Screening for intra-specific diversity via an automated image-based classification approach, application to a tropical fruit tree species

Indigenous fruit trees (IFT) are socio-economically important for populations from rural developing countries. The diversity of IFT has been shaped by human during their cultivation/domestication history. This has provided a tremendous diversity of morphological varieties that can now be found in farmers’ agroforestry fields, home gardens or even in the cities. Characterizing such a level of diversity at large spatial scales and in sufficient details is particularly challenging using traditional morphological approaches (direct measures in the field). The use of automated and fast- characterization systems based on image acquisition through digital cameras and state-of-the-art deep learning models are very promising in this respect. The Pl@ntNet platform has implemented such an approach with great success.
Pl@ntNet has now demonstrated its efficacy to collect, manage, analyse and understand biodiversity data at the species level. Here we propose a challenging extension of this method for the study of biodiversity at an intra-specific level. The development of this method has been impeded by the discrete nature of within-species biological variation, and the limited volume of data and knowledge available at this taxonomical scale.

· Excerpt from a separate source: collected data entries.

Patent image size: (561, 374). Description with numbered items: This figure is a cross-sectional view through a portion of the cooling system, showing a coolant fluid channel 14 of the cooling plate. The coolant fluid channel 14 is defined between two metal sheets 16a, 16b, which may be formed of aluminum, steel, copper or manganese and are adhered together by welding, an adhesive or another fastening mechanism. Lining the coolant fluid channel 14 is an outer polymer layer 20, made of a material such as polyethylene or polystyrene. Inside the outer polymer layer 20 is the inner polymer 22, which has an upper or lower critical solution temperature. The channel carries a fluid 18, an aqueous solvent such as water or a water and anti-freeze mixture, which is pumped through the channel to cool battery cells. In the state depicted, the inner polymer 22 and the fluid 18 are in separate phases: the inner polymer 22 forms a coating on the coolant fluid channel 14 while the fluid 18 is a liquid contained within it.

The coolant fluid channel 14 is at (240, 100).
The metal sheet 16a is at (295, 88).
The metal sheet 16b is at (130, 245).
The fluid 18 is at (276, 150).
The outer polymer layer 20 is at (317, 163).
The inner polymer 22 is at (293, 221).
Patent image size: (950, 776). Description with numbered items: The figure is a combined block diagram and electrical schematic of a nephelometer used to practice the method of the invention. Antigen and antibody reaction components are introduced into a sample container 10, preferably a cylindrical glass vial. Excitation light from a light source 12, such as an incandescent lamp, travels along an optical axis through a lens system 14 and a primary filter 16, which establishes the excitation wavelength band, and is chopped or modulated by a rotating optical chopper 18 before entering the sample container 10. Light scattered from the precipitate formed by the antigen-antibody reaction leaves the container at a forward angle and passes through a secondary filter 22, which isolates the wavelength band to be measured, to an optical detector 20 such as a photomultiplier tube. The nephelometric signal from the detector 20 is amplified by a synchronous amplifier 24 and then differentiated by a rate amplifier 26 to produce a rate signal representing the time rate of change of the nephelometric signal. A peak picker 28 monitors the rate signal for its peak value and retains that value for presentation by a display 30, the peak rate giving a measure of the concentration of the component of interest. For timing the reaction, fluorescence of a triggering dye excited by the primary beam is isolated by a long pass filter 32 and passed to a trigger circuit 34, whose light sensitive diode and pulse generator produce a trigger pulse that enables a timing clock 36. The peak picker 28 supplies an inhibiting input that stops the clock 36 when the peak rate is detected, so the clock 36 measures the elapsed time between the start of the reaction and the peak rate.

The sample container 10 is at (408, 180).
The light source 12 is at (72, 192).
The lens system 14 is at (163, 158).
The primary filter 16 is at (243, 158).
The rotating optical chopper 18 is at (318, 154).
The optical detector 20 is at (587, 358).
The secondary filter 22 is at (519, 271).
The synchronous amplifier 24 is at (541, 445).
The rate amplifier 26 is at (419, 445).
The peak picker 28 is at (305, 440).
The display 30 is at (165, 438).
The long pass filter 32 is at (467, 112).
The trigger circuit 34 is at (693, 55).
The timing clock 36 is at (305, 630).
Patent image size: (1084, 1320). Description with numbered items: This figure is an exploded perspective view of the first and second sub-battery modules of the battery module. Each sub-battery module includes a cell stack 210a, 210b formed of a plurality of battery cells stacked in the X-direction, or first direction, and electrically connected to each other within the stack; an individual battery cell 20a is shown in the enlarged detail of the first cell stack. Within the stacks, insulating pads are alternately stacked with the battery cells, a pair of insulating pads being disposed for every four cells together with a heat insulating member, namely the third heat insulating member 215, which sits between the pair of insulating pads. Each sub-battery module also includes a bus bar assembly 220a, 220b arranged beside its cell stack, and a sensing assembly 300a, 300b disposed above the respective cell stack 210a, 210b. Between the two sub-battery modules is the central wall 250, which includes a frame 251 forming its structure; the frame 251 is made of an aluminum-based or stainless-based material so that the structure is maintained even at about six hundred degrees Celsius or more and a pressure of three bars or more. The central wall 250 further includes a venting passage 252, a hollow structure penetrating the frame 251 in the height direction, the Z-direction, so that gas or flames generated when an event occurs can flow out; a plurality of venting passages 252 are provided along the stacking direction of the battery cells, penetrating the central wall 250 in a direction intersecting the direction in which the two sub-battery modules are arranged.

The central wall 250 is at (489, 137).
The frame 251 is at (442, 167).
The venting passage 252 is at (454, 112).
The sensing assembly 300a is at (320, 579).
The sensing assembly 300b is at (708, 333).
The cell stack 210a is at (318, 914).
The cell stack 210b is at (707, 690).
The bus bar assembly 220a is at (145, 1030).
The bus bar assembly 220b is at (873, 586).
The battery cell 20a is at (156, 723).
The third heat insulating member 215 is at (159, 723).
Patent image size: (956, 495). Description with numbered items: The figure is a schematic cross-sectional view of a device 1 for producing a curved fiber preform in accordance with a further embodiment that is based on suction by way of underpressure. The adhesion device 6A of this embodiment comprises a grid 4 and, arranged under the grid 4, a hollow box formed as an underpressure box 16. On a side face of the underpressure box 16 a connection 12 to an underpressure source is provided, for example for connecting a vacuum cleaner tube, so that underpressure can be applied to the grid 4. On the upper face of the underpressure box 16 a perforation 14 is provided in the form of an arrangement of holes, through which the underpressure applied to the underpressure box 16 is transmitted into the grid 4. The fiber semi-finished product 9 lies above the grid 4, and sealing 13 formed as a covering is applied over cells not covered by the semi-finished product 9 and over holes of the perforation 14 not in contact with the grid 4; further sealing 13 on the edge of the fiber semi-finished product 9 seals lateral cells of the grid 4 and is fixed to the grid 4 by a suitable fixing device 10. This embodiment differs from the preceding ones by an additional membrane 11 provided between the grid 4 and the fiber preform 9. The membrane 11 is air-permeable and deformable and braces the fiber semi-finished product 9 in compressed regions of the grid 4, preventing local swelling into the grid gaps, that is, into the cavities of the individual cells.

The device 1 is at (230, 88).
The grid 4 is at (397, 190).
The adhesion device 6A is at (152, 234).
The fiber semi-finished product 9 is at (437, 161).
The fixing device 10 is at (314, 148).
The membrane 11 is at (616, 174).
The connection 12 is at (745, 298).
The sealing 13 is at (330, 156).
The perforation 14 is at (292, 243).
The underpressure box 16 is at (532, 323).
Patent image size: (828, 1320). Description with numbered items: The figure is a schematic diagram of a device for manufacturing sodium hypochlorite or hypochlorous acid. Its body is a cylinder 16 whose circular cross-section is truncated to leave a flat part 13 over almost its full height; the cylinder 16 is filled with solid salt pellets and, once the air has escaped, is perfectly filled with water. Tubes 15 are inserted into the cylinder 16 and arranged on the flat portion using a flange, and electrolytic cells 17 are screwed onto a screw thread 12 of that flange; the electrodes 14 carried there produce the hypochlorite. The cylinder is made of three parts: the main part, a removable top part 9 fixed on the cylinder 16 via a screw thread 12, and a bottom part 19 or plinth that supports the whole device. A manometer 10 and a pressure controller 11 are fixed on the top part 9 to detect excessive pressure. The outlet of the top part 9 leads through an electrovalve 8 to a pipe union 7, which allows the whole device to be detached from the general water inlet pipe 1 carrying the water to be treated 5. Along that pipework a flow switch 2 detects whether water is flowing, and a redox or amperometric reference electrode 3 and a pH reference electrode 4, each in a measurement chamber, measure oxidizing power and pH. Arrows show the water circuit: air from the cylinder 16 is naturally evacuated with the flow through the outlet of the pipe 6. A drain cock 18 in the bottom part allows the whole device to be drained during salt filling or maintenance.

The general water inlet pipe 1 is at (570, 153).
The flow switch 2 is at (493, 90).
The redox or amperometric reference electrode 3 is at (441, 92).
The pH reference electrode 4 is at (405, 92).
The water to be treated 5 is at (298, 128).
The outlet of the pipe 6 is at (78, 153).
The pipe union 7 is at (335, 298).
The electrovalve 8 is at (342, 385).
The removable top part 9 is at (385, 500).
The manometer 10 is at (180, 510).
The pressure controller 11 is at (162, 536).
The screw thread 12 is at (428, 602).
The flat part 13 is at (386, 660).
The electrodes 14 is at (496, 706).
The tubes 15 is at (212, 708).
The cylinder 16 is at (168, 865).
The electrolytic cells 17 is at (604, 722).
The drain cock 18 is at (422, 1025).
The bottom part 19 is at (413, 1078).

The new method will be experimented on one of the most important IFT from the Congo Basin, the African plum tree (Dacryodes edulis, Burseraceae). The species has a large distribution, from Nigeria in the West to Angola in the South and Democratic Republic in the East. A large number of morphological varieties exists. These varieties are defined by local people using a set of fruit morphological traits: fruit size and shape, skin and pulp colour. Characterizing the spatial organization of this diversity through an automated approach will offer new opportunities to understand their evolutionary history. By allowing a direct comparison with patterns of spatial genetic diversity as investigated with molecular markers, this will further represent a strong contribution for the implementation of sustainable management and use of IFT. The experimentation of this new method is very promising to characterize, monitor, and identify varieties of IFT at large geographical and taxonomical scales by relying on citizen science approaches.